To quote "Esquire's Encyclopedia of 20th Century Men's Fashion" from 1973, the Drape Suit had a "...soft front, full across the chest and shoulder blades. Tapered sleeves with full sleevehead finished with tiny tucks at the shoulder. A decided suppression at the waist and close fitted at the hips...American interpretations eliminate the tiny tucks or pleats found at the top of the sleeveheads of the British models."
This is a 1941-dated tweed American suit. Notice, again, the full, soft-tailored chest with vertical waves in it. The jacket also has a small number of tucks at the sleevehead:

A 1940-dated American example of a Drape Suit. While difficult to see, the full-cut chest does have vertical waves.

This suit has well defined sleevehead tucks along with a lot of 'pooching' where the chest meets the armhole (indicating a full-cut chest) as the below image shows. Again, while the sleevehead tucks are not necessary, they often will be present.

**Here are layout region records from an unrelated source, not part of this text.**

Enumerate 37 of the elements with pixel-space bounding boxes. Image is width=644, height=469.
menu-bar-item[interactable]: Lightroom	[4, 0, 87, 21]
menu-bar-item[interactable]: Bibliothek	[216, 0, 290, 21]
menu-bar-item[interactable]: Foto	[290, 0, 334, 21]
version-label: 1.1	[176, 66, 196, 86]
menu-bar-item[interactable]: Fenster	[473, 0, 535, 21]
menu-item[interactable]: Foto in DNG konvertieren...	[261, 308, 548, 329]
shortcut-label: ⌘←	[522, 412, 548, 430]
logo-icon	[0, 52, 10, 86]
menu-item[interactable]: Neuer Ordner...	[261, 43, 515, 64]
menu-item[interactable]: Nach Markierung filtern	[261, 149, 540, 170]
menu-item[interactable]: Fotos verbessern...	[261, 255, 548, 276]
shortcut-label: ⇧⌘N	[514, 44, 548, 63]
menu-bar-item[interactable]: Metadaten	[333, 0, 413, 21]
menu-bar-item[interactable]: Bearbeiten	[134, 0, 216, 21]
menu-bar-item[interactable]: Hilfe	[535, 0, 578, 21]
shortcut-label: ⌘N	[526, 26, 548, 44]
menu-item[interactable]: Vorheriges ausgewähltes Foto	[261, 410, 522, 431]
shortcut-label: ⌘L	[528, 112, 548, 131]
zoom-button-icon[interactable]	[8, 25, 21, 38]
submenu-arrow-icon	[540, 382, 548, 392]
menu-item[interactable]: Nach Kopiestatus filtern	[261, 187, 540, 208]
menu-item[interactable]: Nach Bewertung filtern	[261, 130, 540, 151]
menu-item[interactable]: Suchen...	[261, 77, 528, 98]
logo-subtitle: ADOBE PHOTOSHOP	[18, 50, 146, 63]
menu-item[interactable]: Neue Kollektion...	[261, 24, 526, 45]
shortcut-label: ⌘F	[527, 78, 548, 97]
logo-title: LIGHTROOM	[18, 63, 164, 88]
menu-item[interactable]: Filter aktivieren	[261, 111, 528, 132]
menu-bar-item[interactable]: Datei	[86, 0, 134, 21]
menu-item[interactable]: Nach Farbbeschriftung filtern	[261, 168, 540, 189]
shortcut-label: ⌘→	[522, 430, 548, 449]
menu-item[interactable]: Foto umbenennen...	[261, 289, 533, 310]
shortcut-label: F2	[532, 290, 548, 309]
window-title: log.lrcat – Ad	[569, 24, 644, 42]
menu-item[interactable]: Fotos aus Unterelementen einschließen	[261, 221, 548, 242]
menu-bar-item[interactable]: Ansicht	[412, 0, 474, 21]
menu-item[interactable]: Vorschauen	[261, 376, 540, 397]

Here is another example of a Drape Suit, this time from an ad found in an April, 1936 edition of the "New York Times". Take a look at the suit on the left and notice how the chest bows out: a full-cut chest.
The top of the sleeve just below the sleevehead also has vertical waves, indicating tucks at the sleevehead. While these waves may appear to be a flaw to the untrained eye, they have been carefully and purposefully placed there by the tailor.
"...our new 'Contour' model, emphasizing the broader-shoulder effect, fuller chest and slenderized hips."

Compared to the previous close-cut, body-hugging, well-structured suits of the 1920s, the Drape Suit is a more casual, soft-tailored style that was born out of the rough times of the 1930s and influenced men's suit styles through to the 1950s and even today. Because of this fact the Drape Suit needs to be better examined under the microscope of sartorial history.